Both of those positions need to be checked, put aside and [leaders need to] think more carefully and clearly about the nature of the student. Because there’s a little bit, perhaps, of truth in both, but neither position is helping the individual, the student, who’s trying to make that transition successfully.

So, what we’re doing here is that we partner with our community college leaders — we break bread with our community college leaders — we sit down and get to know one another in our respected positions so that we develop a level of respect at, certainly, all levels that then transcends through the organizational structure.

And, as an example, not only do we have good transfer agreements, we have what we call a “reverse degree transfer.” So let’s say that a student goes to a community college and they spend a year there or a year and a half and they don’t complete their associate of arts or their associate of science degree, and they transfer to Western Michigan University.
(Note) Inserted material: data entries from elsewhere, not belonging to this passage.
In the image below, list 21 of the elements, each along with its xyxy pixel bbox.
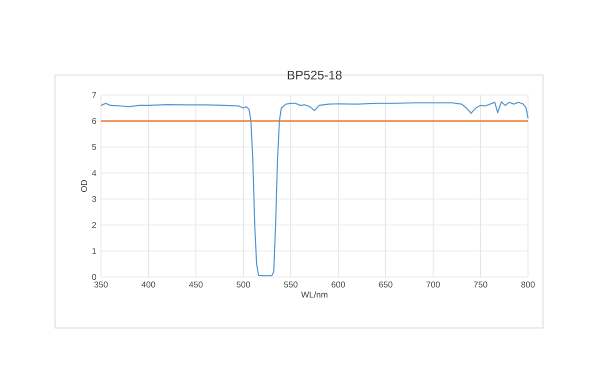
x-tick-label: 350 [94, 282, 108, 288]
y-tick-label: 4 [92, 170, 96, 176]
y-tick-label: 1 [92, 248, 96, 254]
y-tick-label: 3 [92, 196, 96, 202]
y-tick-label: 5 [92, 144, 96, 150]
y-tick-label: 0 [92, 274, 96, 280]
y-tick-label: 2 [92, 222, 96, 228]
x-axis-title: WL/nm [301, 291, 328, 298]
x-tick-label: 550 [284, 282, 298, 288]
x-tick-label: 700 [426, 282, 440, 288]
y-tick-label: 7 [92, 92, 96, 98]
x-tick-label: 750 [474, 282, 488, 288]
x-tick-label: 450 [189, 282, 203, 288]
x-tick-label: 650 [379, 282, 392, 288]
x-tick-label: 600 [332, 282, 345, 288]
chart-title: BP525-18 [288, 70, 342, 80]
y-tick-label: 6 [92, 118, 96, 124]
y-axis-title: OD [80, 180, 87, 192]
x-tick-label: 500 [236, 282, 250, 288]
x-tick-label: 800 [521, 282, 535, 288]
x-tick-label: 400 [142, 282, 156, 288]
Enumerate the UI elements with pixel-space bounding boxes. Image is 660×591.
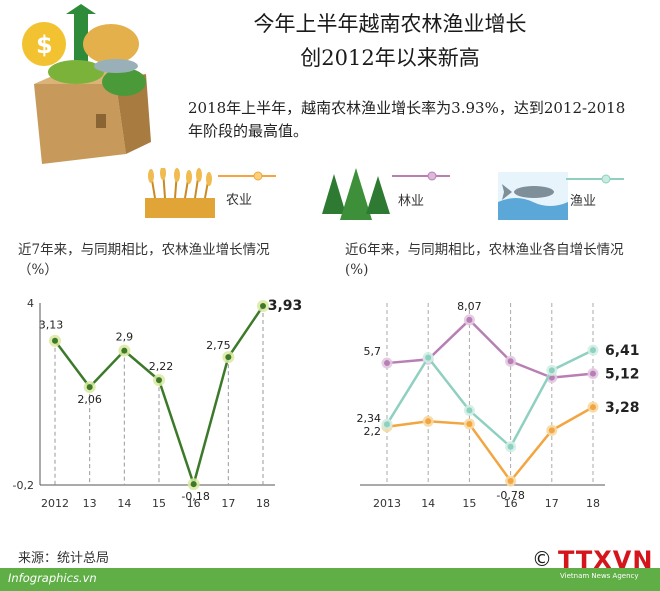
- legend-line-forestry: [392, 171, 450, 181]
- data-point: [384, 360, 390, 367]
- x-tick-label: 18: [256, 497, 270, 510]
- x-tick-label: 16: [187, 497, 201, 510]
- pine-trees-icon: [322, 168, 390, 220]
- data-label: -0,78: [496, 489, 524, 502]
- data-point: [466, 316, 473, 323]
- data-label: 2,75: [206, 339, 231, 352]
- source-note: 来源：统计总局: [18, 551, 110, 566]
- title-line-1: 今年上半年越南农林渔业增长: [253, 12, 527, 36]
- data-point: [548, 367, 555, 374]
- title-line-2: 创2012年以来新高: [300, 46, 480, 70]
- x-tick-label: 2013: [373, 497, 401, 510]
- legend-line-agriculture: [218, 171, 276, 181]
- data-label: 2,06: [77, 393, 102, 406]
- legend-label-agriculture: 农业: [226, 193, 253, 208]
- chart-1-total-growth: 4 -0,2 2012 13 14 15 16 17 18 3,13 2,06 2,9 2,22 -0,1…: [13, 297, 303, 510]
- svg-text:$: $: [36, 31, 53, 59]
- x-tick-label: 2012: [41, 497, 69, 510]
- x-tick-label: 17: [221, 497, 235, 510]
- legend-label-forestry: 林业: [398, 194, 425, 209]
- series-line-渔业: [385, 349, 594, 449]
- x-tick-label: 15: [152, 497, 166, 510]
- data-point: [507, 477, 514, 484]
- copyright-icon: ©: [532, 547, 552, 571]
- data-label: 3,28: [605, 400, 640, 416]
- data-point: [507, 358, 514, 365]
- data-point: [52, 337, 58, 344]
- produce-box-illustration: $: [22, 4, 151, 164]
- data-label: 3,13: [39, 319, 64, 332]
- x-tick-label: 18: [586, 497, 600, 510]
- legend-line-fishery: [566, 174, 624, 184]
- chart-2-sector-growth: 2013 14 15 16 17 18 -0,78 3,28 2,2 8,07 5,12 5,7 6,4…: [357, 300, 640, 510]
- data-point: [225, 354, 232, 361]
- data-point: [590, 370, 596, 377]
- y-tick-label: 4: [27, 297, 34, 310]
- x-tick-label: 16: [504, 497, 518, 510]
- legend-label-fishery: 渔业: [570, 194, 597, 209]
- series-line-农业: [386, 406, 594, 484]
- ttxvn-subtitle: Vietnam News Agency: [560, 572, 639, 580]
- wheat-icon: [145, 168, 215, 218]
- x-tick-label: 13: [83, 497, 97, 510]
- fish-icon: [498, 172, 568, 220]
- footer-band: [0, 568, 660, 591]
- data-label: 6,41: [605, 343, 640, 359]
- x-tick-label: 14: [117, 497, 131, 510]
- series-line-林业: [386, 318, 594, 379]
- y-tick-label: -0,2: [13, 479, 34, 492]
- data-label: -0,18: [181, 490, 209, 503]
- chart-2-heading: 近6年来，与同期相比，农林渔业各自增长情况(%): [345, 242, 624, 278]
- data-label: 2,9: [116, 331, 134, 344]
- data-point: [190, 481, 197, 488]
- data-point: [548, 374, 555, 381]
- data-point: [260, 303, 266, 310]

As they take credits here, we then make the sending community college aware that those credits have been generated here, that they’re transcribed appropriately. That then allows the community college to recognize us and award the student the associate of art or the associate of science degree because that is, again, trying to collaborate and respect them and to also help the student along the way, and … we call that the “reverse degree program.”

4. How have WMU’s partnerships with community colleges across the state impacted the university’s reach and attractiveness to non-traditional students?

I think in very positive ways… Today, for instance, I started my morning welcoming transfer students — many from community colleges, some from other universities in the state and the region and the nation — to Western Michigan University.

And, again, our goal and our responsibility is that people make those decisions for a variety of reasons. We’re proud that they have selected us, but we also want to make sure that we know that wherever they have come from, that we also are very supportive in recognizing prior academic success and the courses they’ve taken and making sure that the transitions for them go well. And that if there are things that we do here that are different from what they experienced wherever they were, that we try to ease that pathway so that they feel on very good ground and familiar ground on day one.

5. Is there anything you’d like to add about the value of these partnerships for the University’s reach and the importance of these partnerships for non-traditional students’ access and success?

Let me just end with the theme that I think is the most important theme. Perhaps this is based in my own life experiences after many, many years in higher education; at times, we have allowed our institutional pride [to] create barriers that are not necessarily in the best interest of the student.

I’m very pleased, for instance, that we are now acknowledging when we look at graduation rates that while, traditionally, we always looked at graduation rates in higher [education] from the cohort of students who entered in that freshmen year and how many at the end of six years actually graduated, but now, more and more, people are recognizing — including the federal government — that, “Wait a minute. If a student started with us and had a good academic record and chose for some reason to transfer somewhere else but still complete in six years, should we not all celebrate that?”

We shouldn’t feel bad about that. We served that student well from the time that they were here and, for a variety of reasons, they made a decision to go somewhere else. But the good message is that they completed somewhere else and that we were part of that success. And, collectively, we ought to all feel really good about that.